Pour témoigner du Ring du Centenaire, il y avait eu Histoire d’un « Ring », splendide ouvrage d’images et de mots (dont le beau texte de Patrice Chéreau Lorsque cinq ans seront passés) et, dans le domaine de la pure littérature, le roman de Pierre-Jean Remy Salue pour moi le monde. Les deux étaient parus en 1980, année du dernier tour de piste de ce qui était alors considéré comme le plus beau spectacle du monde.
Il y a aujourd’hui, quarante ans plus tard, La Défense d’aimer, roman de Domitille Marbeau Funck-Brentano. Dans l’esprit du mélomane qui suivit, ou fut de la belle aventure au sommet de la Colline verte, le poids plume des 148 pages de l’arrière-petite-nièce du poète Clemens Brentano entame, avec les petits cailloux semés çà et là par l’auteure, un dialogue des plus troublants avec le poids lourd du Fafner littéraire des 385 pages de Remy. La Défense d’aimer se situe en 1978 et la splendeur de son cadre (Bayreuth à l’époque Chéreau) n’a d’égale que la minceur de son intrigue : la rencontre amoureuse entre un homme (qu’elle surnomme Fasolt) et une femme (qu’il surnomme Waltraute). La plus vieille histoire du monde réactive assez finement la problématique de l’approche amoureuse selon laquelle la femme préférera toujours l’Amour à l’Art, au contraire de l’homme plus fuyant, voire commodément cadenassé par la passion artistique. « Cet homme-là n’a qu’une maîtresse, déesse ou muse à trois visages qui se nomme Erato, Euterpe ou Astarté. Je ne peux rivaliser avec aucune d’entre elles» , conclut l’héroïne. A moins que ces deux-là n’aiment davantage la Musique que l’Amour ?

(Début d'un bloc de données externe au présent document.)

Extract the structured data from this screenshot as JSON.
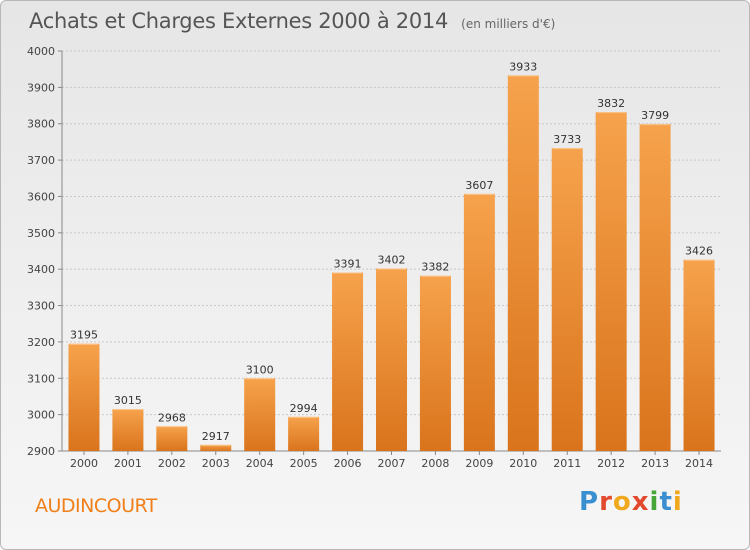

Après Albert Lavignac (Le Voyage artistique à Bayreuth), après Jean Mistler (À Bayreuth avec Richard Wagner), bibles wagnériennes inlassablement feuilletées par l’impétrant, le livre émeut dans sa description des préparatifs de ce nouveau Voyage à Bayreuth (les billets reçus, que l’on peut choyer des mois en amont), des us une fois in loco (« échange un Tannhaüser contre un Götterdämmerung »). Mais il est nettement frustrant dans sa capacité à parler de la scène : le fabuleux livre d’images de Chéreau est davantage préhensible par son versant sentimental et sensuel que par son apport esthétique. L’ouvrage comporte quelques bourdes (l’héroïne fait enfiler le Tarnhelm à Siegfried à l’Acte II du Crépuscule, attend les fanfares le matin alors que la première ne résonne qu’à 15h45 au plus tôt,…) Le livret documentaire qui le clôt écorche le nom de quelques chanteurs de ce Ring historique et tente un résumé de La Tétralogie dans lequel un dragon peinerait à retrouver ses petits. Mais l’essentiel n’est pas là…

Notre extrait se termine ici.